Displaying this as a bar graph would be pretty unreadable (showing 10,000 ticks along the x axis) so let's use a histogram instead. This will bin the samples based on their mean ages and show the overall distribution of mean ages, rather than a single bar for each sample.

fig, ax = plt.subplots(figsize=(8,6))

ax.hist(sample_means, bins="auto")
ax.set_xlabel("Mean Age")
ax.set_ylabel("Count of Samples")
ax.axvline(x=population_mean, color="red", linewidth=5, linestyle="--")
ax.legend(
    handles=[Line2D(
        [0],[0],
        color="white",
        marker="|",
        markersize=15,
        markeredgewidth=1.5,
        markeredgecolor="red"
    )],
    labels=["True Population Mean"],
    fontsize="large"
);

png

Average $\bar{x}$ vs. $\mu$

Interesting! Our distribution of sample means is approximately centered around the true population mean. Let's take a look at the mean of our sample means:

ten_thousand_samples_mean = np.mean(sample_means)
ten_thousand_samples_mean
29.678139189972246

Recall that this is our true population statistic $\mu$:

population_mean
29.69911764705882

Those are pretty close. How close exactly?
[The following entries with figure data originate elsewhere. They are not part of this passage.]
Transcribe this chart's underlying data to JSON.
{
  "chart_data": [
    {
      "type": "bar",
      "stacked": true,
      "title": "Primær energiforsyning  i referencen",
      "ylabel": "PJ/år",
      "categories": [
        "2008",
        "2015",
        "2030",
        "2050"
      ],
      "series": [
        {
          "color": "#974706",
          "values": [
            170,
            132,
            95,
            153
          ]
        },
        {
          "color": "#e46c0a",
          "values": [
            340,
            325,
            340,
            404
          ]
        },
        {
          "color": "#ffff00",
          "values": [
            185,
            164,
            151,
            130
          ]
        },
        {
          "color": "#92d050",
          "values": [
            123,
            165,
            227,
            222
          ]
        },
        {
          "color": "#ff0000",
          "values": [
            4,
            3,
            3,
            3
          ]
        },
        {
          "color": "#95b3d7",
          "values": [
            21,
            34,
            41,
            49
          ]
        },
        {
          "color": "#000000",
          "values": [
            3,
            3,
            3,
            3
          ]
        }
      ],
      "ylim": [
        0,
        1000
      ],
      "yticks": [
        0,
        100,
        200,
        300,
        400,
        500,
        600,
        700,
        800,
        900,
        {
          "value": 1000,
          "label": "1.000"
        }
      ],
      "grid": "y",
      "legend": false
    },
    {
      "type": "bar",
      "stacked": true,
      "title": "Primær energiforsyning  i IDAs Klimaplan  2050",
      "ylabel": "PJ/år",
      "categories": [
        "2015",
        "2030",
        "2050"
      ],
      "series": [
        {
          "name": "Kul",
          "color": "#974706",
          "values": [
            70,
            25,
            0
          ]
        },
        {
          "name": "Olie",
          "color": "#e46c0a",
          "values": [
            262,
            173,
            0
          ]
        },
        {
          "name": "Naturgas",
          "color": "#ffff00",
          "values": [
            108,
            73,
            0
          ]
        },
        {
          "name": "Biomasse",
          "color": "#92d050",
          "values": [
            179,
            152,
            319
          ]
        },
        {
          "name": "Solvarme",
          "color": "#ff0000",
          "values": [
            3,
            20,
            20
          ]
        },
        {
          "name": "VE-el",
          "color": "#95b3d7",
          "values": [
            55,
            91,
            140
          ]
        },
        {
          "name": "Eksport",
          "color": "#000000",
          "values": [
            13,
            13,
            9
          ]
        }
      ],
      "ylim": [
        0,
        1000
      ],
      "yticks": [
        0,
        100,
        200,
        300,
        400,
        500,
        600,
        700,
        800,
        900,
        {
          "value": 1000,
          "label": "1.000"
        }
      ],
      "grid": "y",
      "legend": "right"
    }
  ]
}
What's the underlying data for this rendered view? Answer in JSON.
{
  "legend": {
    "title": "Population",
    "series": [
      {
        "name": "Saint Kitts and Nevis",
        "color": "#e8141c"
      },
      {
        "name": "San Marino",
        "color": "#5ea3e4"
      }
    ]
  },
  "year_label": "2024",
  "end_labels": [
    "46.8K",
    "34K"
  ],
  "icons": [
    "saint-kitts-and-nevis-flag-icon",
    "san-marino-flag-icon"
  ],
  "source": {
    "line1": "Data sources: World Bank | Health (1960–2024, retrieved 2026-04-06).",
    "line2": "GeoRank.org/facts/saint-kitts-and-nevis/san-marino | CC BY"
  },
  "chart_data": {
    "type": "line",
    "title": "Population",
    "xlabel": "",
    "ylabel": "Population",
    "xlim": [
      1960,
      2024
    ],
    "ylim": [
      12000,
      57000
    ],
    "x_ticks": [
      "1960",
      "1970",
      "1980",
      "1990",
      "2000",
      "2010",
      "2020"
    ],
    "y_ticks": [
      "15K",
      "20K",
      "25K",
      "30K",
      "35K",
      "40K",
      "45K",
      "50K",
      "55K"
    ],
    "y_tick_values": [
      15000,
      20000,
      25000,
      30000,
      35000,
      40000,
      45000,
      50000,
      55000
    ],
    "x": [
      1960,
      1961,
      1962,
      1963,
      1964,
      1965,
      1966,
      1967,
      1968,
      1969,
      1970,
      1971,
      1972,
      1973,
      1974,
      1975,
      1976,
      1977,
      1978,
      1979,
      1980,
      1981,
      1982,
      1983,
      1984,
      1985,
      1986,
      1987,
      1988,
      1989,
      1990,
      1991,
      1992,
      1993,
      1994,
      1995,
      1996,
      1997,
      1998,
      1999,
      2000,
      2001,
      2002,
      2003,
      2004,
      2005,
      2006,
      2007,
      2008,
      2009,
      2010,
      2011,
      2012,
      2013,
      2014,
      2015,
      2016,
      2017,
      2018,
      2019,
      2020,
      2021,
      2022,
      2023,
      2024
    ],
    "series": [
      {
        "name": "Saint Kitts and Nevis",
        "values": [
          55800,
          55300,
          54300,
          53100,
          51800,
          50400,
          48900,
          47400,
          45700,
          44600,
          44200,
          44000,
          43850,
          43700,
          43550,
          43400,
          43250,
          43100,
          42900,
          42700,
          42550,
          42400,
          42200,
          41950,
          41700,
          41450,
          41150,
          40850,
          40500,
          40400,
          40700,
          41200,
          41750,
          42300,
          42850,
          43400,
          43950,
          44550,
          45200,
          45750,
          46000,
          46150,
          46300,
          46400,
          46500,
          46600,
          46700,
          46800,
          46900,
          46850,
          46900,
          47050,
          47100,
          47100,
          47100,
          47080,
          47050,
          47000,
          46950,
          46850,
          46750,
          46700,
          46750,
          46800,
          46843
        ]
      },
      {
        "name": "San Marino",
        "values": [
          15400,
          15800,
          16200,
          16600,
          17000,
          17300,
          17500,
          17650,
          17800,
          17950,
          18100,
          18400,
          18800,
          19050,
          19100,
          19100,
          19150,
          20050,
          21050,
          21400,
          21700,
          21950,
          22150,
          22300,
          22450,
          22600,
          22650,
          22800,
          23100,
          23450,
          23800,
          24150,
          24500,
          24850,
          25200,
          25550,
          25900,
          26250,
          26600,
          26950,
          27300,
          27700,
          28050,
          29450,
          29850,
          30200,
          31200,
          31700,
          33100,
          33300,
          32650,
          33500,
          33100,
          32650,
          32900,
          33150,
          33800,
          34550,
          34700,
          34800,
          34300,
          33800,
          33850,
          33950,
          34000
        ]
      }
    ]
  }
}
err = np.abs(ten_thousand_samples_mean - population_mean) / population_mean
accuracy = 1 - err
accuracy
0.9992936336582157

Wow! Look at that! The mean of our sample means is extremely close to the actual mean of the population! The mean of means of this simulation shows an accuracy of 99.9%. This will prove useful as we dive into the relationship between samples and distributions.

Summary

We've begun to investigate and think about how we can gain knowledge about a population using sampling techniques. From there, we further explored how the estimates provided by samples can themselves be analyzed as a mathematical distribution. These observations serve as the intuition behind confidence intervals. In future sections, we'll talk about point estimators (including parameters other than the mean such as standard deviation) and confidence intervals in more detail!